Lickd are giving you 5 FREE commercial music to use for your videos!! No card details, no going into a subscription – just FREE GOOD MUSIC.
At 4pm, we had a room full of excited attendees who were the first to know about our next cover star – Lorna Luxe – for issue 22! We also had Lorna as the last interviewee for the Serious Influence recording of the day.
She spoke about her career as an air hostess before becoming an influencer, praised the creative support she receives from her husband – Mr Luxe, and the transparent relationship she has with her management, Whalar Stars.
Lorna said: “They [Whalar] will tell me if I’ve done something wrong. They’ll make me aware if I’ve done something great. They’ll hold me accountable.”
What happened on Saturday
On Saturday, we welcomed some new faces. Matt Coyne, of Man vs Baby, started the day with a Serious Influence recording. Matt discussed how he turns hate into content, his thoughts on Instagram removing likes and how supportive the parenting community is.
He said: “Everyone sort of helps each other out. I assumed that when I finished my first book that I was in competition with other people, but it’s the complete opposite.”
The panel on diversity in influencer campaigns – without tokenism started at 12:45pm. Jamie Windust, Grace Victory, Lottie L’Amour and Gal-Dem’s Kemi Alemoru talked about the lack of diversity in press trips, questioned some brands’ true motives when working with a diverse range of people, and how they enquire about the lineup of talent in a campaign.
Grace Victory encouraged people to “Speak their truth” in their content, but not to skip over the fact that “It’s going to be difficult for you if you look different.”
Jamie Windust said that if brands want to appear genuine when trying to incorporate diversity within their campaigns, they should “Hand over the reigns.”
Dave Murray, Managing Director of rewardStyle Europe, gave a presentation about the platform, affiliate marketing and how it can help you make money. Although rewardStyle is invitation only, its sister platform Liketoknowit can be joined by any up and coming influencer.
At 2:20pm we welcomed Influencer Marketing Consultant Adam Ward, Grace Beverley, Leela Jasmine Sule and Superdrug’s Head of Customer Service and Experience Gemma Mason to the stage, who discussed the future of influencer marketing.
Adam Ward advised brands who want to get into influencer marketing to treat it like their biggest advertising campaign.

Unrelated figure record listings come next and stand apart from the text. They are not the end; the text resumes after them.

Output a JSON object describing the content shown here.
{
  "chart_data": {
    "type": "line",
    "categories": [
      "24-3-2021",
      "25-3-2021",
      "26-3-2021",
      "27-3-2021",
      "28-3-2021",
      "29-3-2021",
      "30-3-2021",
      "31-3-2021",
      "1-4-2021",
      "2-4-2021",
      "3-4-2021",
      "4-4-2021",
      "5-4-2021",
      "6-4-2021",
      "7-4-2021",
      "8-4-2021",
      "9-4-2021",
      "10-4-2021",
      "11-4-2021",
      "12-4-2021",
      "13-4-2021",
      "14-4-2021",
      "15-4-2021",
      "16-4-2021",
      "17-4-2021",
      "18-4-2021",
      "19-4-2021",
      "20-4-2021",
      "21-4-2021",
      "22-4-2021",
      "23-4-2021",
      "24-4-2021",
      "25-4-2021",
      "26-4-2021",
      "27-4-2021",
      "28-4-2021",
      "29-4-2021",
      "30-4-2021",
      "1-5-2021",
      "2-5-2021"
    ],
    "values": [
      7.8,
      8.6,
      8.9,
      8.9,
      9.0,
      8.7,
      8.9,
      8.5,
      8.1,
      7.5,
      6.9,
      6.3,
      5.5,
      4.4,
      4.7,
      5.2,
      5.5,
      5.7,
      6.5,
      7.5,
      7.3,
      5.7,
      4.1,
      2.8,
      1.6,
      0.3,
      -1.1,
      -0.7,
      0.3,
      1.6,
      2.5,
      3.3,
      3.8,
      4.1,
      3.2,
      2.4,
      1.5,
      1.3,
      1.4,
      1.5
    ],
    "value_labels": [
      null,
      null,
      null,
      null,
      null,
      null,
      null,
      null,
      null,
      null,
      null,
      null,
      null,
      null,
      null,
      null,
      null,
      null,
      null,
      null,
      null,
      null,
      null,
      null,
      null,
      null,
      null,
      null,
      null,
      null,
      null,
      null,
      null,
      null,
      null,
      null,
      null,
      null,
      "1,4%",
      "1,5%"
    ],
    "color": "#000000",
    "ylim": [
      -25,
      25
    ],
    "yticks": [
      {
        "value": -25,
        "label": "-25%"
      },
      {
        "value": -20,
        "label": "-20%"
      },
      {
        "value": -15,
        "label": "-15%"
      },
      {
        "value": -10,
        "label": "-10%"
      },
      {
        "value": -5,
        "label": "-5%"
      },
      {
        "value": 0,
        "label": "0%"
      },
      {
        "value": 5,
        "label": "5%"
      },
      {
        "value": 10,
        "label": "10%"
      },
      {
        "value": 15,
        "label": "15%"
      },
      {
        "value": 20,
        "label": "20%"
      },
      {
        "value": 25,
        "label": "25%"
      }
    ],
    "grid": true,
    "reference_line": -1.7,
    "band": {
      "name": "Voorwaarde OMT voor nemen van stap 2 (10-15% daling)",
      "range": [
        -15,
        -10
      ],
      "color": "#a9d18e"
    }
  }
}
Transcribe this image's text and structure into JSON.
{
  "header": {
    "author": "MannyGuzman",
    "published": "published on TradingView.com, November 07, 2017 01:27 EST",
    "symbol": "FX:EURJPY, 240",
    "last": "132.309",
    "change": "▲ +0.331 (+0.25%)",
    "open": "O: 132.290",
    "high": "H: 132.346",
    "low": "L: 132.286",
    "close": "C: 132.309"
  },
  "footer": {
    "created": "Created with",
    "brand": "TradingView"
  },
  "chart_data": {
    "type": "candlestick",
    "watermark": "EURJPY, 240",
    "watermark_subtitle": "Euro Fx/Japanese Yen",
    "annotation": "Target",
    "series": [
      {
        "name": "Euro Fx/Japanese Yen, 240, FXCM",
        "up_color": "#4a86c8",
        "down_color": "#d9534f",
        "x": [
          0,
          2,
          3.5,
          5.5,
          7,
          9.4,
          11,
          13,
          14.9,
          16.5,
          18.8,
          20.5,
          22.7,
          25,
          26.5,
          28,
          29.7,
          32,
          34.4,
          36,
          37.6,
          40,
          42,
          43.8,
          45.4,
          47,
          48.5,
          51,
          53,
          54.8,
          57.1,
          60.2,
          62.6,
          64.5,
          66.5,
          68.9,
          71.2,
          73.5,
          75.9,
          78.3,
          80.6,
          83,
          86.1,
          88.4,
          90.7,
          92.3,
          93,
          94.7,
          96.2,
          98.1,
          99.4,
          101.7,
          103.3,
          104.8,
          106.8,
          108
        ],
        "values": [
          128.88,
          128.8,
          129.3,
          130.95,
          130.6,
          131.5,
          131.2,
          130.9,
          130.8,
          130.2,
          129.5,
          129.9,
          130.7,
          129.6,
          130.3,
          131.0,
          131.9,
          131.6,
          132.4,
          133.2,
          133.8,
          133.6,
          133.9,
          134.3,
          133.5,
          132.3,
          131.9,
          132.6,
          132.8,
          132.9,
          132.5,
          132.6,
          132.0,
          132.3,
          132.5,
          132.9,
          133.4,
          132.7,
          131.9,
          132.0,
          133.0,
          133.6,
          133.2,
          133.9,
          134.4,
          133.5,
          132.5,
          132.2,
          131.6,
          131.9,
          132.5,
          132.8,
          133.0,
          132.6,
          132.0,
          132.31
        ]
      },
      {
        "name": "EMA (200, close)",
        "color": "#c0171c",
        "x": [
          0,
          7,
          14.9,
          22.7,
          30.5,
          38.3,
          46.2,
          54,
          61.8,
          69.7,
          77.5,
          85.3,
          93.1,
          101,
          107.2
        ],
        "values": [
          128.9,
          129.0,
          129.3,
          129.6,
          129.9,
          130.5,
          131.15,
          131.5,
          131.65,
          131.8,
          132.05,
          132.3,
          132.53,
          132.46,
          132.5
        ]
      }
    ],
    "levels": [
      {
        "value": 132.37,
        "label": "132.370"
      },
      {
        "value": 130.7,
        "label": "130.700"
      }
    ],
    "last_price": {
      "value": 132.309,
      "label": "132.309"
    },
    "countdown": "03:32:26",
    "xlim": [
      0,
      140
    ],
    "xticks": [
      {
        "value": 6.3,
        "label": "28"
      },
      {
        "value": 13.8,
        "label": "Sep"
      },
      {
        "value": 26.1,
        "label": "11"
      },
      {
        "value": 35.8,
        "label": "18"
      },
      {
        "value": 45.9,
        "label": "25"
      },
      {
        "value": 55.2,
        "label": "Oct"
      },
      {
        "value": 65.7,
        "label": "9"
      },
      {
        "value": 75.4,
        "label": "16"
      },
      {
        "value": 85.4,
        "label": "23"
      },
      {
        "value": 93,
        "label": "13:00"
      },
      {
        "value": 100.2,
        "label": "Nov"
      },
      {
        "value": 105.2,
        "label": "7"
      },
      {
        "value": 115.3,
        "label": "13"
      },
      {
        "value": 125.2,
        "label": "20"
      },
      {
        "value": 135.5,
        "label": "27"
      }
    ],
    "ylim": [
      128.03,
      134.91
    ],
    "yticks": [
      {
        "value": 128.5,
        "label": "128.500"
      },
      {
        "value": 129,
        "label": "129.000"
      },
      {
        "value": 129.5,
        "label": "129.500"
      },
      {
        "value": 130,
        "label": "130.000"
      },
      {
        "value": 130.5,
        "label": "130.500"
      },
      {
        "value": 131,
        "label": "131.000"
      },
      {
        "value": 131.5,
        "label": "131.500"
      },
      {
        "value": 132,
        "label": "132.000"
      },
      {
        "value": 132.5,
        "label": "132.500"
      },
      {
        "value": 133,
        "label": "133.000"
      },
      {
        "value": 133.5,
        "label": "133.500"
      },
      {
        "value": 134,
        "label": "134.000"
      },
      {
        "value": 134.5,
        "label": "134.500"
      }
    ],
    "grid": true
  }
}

He said, “If you’re not doing that, don’t bother because it will be a waste of time as you’re not going to learn properly.”
Grace Beverley told the attendees that she would say ‘yes’ to a brand who are “Doing the good that I want to see.”
Pinterest’s Marketing Manager, Reena Rai, gave a presentation with ten tips on how to make the most of the platform and discussed its new features. She also told the audience that with a business account, you can view your analytics and refine your strategy.
The last recording of Serious Influence podcast featured Lewys Ball, of Looking for Lewys, who talked about how he balances his busy university-work schedule, re-filming content for brand collaborations, and his prediction of digital talent transitioning into traditional media.
The panel talks were full of advice and incredibly interesting about the future of Content Creators, and I loved listening to @lookingforlewys about his Youtube journey and @manversesbaby about his journey from Facebook to 2 published books on the best seller lists; both very entertaining.All Things Zanne
Lewys opened up about his frustrations about the influencer marketing industry, too. He concluded that: “A lot of media outlets view YouTubers below them. But that’s starting to change.”